I had changed again to a fresh puffy-winged dun, liberally powdered with floatant, but I had to strain to find it each time a cast landed. I expected the explosion, and was nearly fooled when the fly I thought I was watching quietly disappeared. I reacted too hard knowing I was late, and was saved by the soft tip of the sixty-year old rod.

The rod throbbed as the boil and splash revealed the trout’s lie, and I fought him there in the darkness, backing slowly toward shallow water. It nearly ended at the net for I could not see the great fish even at my feet. When he darted away again I resumed my backing, and the next time I brought him near I could see his splashing disrupt the dark mirror. I stabbed once with the net and missed, then reached where the water boiled and had him.

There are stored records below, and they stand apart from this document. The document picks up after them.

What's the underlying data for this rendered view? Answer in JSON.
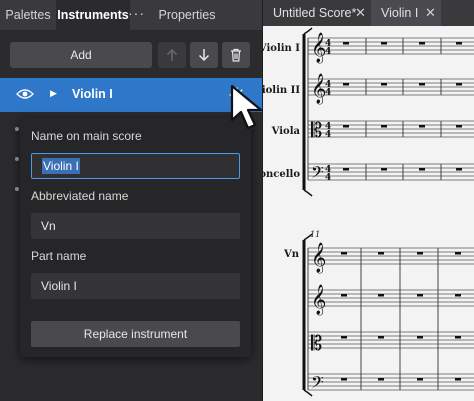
{
  "panel_tabs": {
    "palettes": "Palettes",
    "instruments": "Instruments",
    "more": "···",
    "properties": "Properties"
  },
  "toolbar": {
    "add_label": "Add"
  },
  "instrument": {
    "name": "Violin I",
    "expand_glyph": "▶"
  },
  "popup": {
    "main_score_label": "Name on main score",
    "main_score_value": "Violin I",
    "abbrev_label": "Abbreviated name",
    "abbrev_value": "Vn",
    "part_label": "Part name",
    "part_value": "Violin I",
    "replace_label": "Replace instrument"
  },
  "doc_tabs": {
    "score_tab": "Untitled Score*",
    "part_tab": "Violin I",
    "close_glyph": "✕"
  },
  "score": {
    "staff_names": [
      "Violin I",
      "Violin II",
      "Viola",
      "Violoncello"
    ],
    "time_signature": [
      "4",
      "4"
    ],
    "system2_label": "Vn",
    "system2_measure_number": "11",
    "rest_glyph": "▬"
  },
  "colors": {
    "accent": "#2f78c9",
    "focus": "#4a9be8"
  }
}
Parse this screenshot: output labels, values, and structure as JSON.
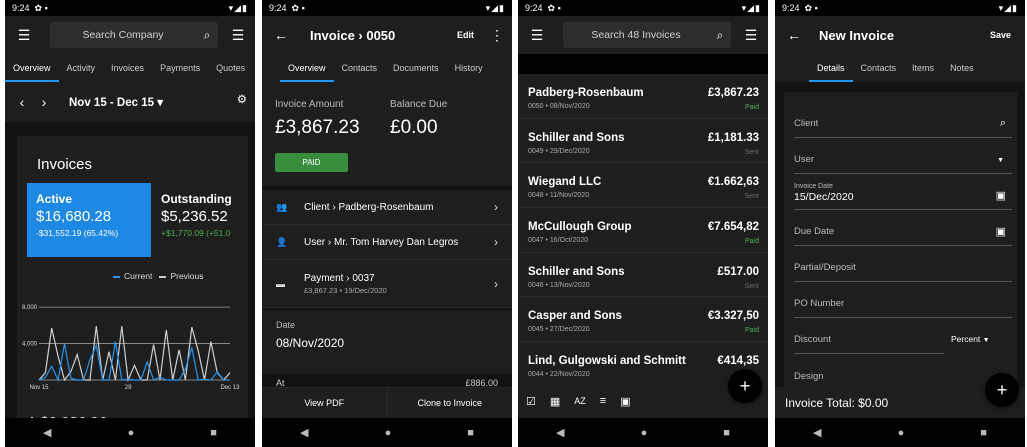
{
  "status": {
    "time": "9:24",
    "icons": "✿ ▪",
    "right": "▾◢▮"
  },
  "nav": {
    "back": "◀",
    "home": "●",
    "recent": "■"
  },
  "screen1": {
    "search_placeholder": "Search Company",
    "tabs": [
      "Overview",
      "Activity",
      "Invoices",
      "Payments",
      "Quotes"
    ],
    "date_range": "Nov 15 - Dec 15",
    "card_title": "Invoices",
    "active": {
      "label": "Active",
      "value": "$16,680.28",
      "delta": "-$31,552.19 (65.42%)"
    },
    "outstanding": {
      "label": "Outstanding",
      "value": "$5,236.52",
      "delta": "+$1,770.09 (+51.0"
    },
    "legend": {
      "current": "Current",
      "previous": "Previous"
    },
    "peek_text": "A   $9,936.96",
    "colors": {
      "active_bg": "#1e88e5",
      "current": "#2196f3",
      "previous": "#cfcfcf"
    },
    "chart_data": {
      "type": "line",
      "x_tick_labels": [
        "Nov 15",
        "29",
        "Dec 13"
      ],
      "y_tick_labels": [
        "0",
        "4,000",
        "8,000"
      ],
      "ylim": [
        0,
        9000
      ],
      "grid": true,
      "legend_position": "top-right",
      "series": [
        {
          "name": "Current",
          "values": [
            0,
            300,
            1500,
            0,
            4000,
            200,
            0,
            0,
            2200,
            3800,
            0,
            0,
            4200,
            0,
            100,
            0,
            0,
            2000,
            0,
            300,
            0,
            0,
            0,
            1200,
            3600,
            0,
            100,
            0,
            900,
            0,
            0
          ]
        },
        {
          "name": "Previous",
          "values": [
            0,
            800,
            5700,
            2600,
            0,
            900,
            2800,
            0,
            0,
            5900,
            0,
            3100,
            0,
            5900,
            0,
            1600,
            0,
            0,
            3900,
            0,
            5500,
            0,
            3300,
            0,
            5800,
            3200,
            0,
            4200,
            800,
            0,
            800
          ]
        }
      ]
    }
  },
  "screen2": {
    "title": "Invoice › 0050",
    "edit": "Edit",
    "tabs": [
      "Overview",
      "Contacts",
      "Documents",
      "History"
    ],
    "invoice_amount_label": "Invoice Amount",
    "invoice_amount": "£3,867.23",
    "balance_due_label": "Balance Due",
    "balance_due": "£0.00",
    "paid_badge": "PAID",
    "client_row": "Client › Padberg-Rosenbaum",
    "user_row": "User › Mr. Tom Harvey Dan Legros",
    "payment_row": "Payment › 0037",
    "payment_sub": "£3,867.23 • 19/Dec/2020",
    "date_label": "Date",
    "date_value": "08/Nov/2020",
    "peek_left": "At",
    "peek_right": "£886.00",
    "view_pdf": "View PDF",
    "clone": "Clone to Invoice"
  },
  "screen3": {
    "search_placeholder": "Search 48 Invoices",
    "invoices": [
      {
        "name": "Padberg-Rosenbaum",
        "meta": "0050 • 08/Nov/2020",
        "amount": "£3,867.23",
        "status": "Paid"
      },
      {
        "name": "Schiller and Sons",
        "meta": "0049 • 29/Dec/2020",
        "amount": "£1,181.33",
        "status": "Sent"
      },
      {
        "name": "Wiegand LLC",
        "meta": "0048 • 11/Nov/2020",
        "amount": "€1.662,63",
        "status": "Sent"
      },
      {
        "name": "McCullough Group",
        "meta": "0047 • 16/Oct/2020",
        "amount": "€7.654,82",
        "status": "Paid"
      },
      {
        "name": "Schiller and Sons",
        "meta": "0046 • 13/Nov/2020",
        "amount": "£517.00",
        "status": "Sent"
      },
      {
        "name": "Casper and Sons",
        "meta": "0045 • 27/Dec/2020",
        "amount": "€3.327,50",
        "status": "Paid"
      },
      {
        "name": "Lind, Gulgowski and Schmitt",
        "meta": "0044 • 22/Nov/2020",
        "amount": "€414,35",
        "status": ""
      }
    ],
    "toolbar_icons": [
      "☑",
      "▦",
      "AZ",
      "≡",
      "▣"
    ],
    "fab": "+"
  },
  "screen4": {
    "title": "New Invoice",
    "save": "Save",
    "tabs": [
      "Details",
      "Contacts",
      "Items",
      "Notes"
    ],
    "fields": {
      "client": "Client",
      "user": "User",
      "invoice_date_label": "Invoice Date",
      "invoice_date": "15/Dec/2020",
      "due_date": "Due Date",
      "partial": "Partial/Deposit",
      "po": "PO Number",
      "discount": "Discount",
      "discount_type": "Percent",
      "design": "Design"
    },
    "total": "Invoice Total: $0.00",
    "fab": "+"
  }
}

I slipped the hook free as he lay in an inch of water, then measured him along the net. I felt the scalloped cuts the netmaker had carved in the handle, and the brown’s nose just past the twenty-two inch mark.

I righted the trout and walked him out until the water covered his gills again, standing there some minutes working him gently in my hands until his tail pulsed and he vanished into the mirror.

I stepped onto the bank and walked slowly up river, listening. The pool was black now, and though I could easily hear the heavy rises along the mountainside, I could no longer see the white water that sprayed with each vicious take. I stood there and listened for a while, wondering just how many trout and how many flies now worked that single reach of river.

I listened as I walked out in the dark, tracing the flashlight beam through the tall grass. After two hundred yards I still heard bombs dropping into the river, many an easy cast away in the blackness, certain that every trout in the river was feasting upon the finale of springtime.